Relevant medical literature from PubMed, Ovid and Embase websites until 2009 was reviewed for articles on PCC, sPGL, hereditary syndromes and their treatment.
Genetic testing for these syndromes should become routine clinical practice for those with PCC or sPGL. Patients should be referred to a clinical geneticist. Patients and family members with proven mutations should be entered into a standardized screening protocol. The preferred treatment of PCC and PGL is surgical resection; to avoid the lifelong consequences of bilateral adrenalectomy, cortex-sparing adrenalectomy is the treatment of choice.

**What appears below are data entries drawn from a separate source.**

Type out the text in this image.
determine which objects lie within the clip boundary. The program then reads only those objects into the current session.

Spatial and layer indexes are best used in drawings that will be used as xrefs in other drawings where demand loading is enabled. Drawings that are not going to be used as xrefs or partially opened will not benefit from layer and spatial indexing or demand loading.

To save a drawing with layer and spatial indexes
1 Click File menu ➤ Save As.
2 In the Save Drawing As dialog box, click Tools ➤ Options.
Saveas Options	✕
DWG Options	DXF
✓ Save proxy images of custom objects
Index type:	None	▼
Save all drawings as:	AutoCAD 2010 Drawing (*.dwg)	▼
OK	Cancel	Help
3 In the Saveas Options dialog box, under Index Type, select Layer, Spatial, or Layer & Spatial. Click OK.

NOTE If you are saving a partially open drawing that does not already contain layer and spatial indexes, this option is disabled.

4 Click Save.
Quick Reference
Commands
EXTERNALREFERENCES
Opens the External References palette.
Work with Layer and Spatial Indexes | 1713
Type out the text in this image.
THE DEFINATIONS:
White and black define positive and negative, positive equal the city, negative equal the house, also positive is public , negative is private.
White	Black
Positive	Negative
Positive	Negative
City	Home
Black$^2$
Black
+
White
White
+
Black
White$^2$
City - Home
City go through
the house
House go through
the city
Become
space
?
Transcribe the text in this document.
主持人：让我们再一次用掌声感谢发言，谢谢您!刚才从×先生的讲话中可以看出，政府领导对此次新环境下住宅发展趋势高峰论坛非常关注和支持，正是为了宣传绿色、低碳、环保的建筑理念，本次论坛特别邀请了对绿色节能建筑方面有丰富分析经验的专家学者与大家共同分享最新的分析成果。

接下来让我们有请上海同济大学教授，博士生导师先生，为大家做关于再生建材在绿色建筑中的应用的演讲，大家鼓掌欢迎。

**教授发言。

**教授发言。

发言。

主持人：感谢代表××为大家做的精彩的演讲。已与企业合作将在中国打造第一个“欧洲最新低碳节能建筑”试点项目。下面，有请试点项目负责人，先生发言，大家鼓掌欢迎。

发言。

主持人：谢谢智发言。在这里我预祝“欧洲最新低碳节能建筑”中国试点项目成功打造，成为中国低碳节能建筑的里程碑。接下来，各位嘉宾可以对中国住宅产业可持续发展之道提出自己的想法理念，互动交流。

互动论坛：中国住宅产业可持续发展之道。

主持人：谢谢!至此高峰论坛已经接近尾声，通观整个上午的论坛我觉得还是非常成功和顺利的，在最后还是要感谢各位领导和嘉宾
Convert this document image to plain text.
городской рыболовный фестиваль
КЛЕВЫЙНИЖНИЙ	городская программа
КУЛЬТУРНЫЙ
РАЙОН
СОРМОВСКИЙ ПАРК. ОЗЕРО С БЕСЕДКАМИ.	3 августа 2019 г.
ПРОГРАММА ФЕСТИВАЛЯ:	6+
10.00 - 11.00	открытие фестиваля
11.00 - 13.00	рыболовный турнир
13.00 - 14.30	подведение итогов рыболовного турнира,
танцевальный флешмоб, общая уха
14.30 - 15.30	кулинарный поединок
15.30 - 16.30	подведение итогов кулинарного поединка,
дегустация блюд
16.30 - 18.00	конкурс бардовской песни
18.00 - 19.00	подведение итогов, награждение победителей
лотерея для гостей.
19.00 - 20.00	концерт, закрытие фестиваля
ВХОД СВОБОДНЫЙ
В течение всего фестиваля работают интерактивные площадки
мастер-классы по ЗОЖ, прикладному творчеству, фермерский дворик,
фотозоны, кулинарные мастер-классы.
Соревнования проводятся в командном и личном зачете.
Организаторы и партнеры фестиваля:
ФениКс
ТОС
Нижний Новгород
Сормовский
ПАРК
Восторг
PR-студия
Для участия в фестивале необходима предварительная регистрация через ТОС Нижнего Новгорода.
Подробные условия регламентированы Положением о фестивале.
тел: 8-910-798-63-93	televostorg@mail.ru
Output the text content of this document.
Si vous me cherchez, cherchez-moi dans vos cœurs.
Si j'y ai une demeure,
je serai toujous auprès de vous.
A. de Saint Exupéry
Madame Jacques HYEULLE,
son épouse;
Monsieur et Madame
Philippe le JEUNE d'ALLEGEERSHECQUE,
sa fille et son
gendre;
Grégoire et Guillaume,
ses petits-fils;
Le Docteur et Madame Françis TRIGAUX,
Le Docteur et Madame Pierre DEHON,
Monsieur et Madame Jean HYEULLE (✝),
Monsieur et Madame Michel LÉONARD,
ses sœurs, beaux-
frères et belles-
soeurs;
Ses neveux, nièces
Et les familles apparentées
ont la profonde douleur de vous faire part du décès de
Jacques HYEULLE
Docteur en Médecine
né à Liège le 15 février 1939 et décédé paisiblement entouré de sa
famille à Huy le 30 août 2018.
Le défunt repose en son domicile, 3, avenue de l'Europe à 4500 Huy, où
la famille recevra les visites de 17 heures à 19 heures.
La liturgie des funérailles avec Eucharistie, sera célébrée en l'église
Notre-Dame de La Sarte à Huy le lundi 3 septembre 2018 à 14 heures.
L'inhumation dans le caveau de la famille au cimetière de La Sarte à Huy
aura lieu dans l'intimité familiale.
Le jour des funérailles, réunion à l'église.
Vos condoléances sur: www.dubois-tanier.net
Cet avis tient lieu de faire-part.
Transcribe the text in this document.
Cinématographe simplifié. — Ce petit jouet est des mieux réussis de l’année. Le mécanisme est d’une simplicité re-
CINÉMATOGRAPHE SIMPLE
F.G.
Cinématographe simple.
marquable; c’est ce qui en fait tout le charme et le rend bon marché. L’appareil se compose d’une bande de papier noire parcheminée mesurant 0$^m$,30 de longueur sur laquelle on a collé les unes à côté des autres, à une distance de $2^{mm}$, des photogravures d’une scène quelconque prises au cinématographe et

约24%的嗜铬细胞瘤(PCC)和交感神经节细胞瘤(sPGL)出现在家族性癌症综合征中,包括2型多发性内分泌腺瘤病、冯·希佩尔-林道病、1型神经纤维瘤病和PCC-副神经节瘤综合征。识别这些综合征对患者及其亲属至关重要。手术切除是PCC和sPGL的首选治疗方法,但对于双侧或多发肿瘤患者的管理存在争议。
检索了截至2009年PubMed、Ovid和Embase网站上关于PCC、sPGL、遗传综合征及其治疗的相关医学文献。
对于患有PCC或sPGL的患者,这些综合征的基因检测应成为常规临床实践。患者应转诊至临床遗传学家处。已证实存在突变的患者及其家庭成员应纳入标准化筛查方案。PCC和PGL的首选治疗方法是手术切除;为避免双侧肾上腺切除的终身后果,保留肾上腺皮质的肾上腺切除术是首选治疗方法。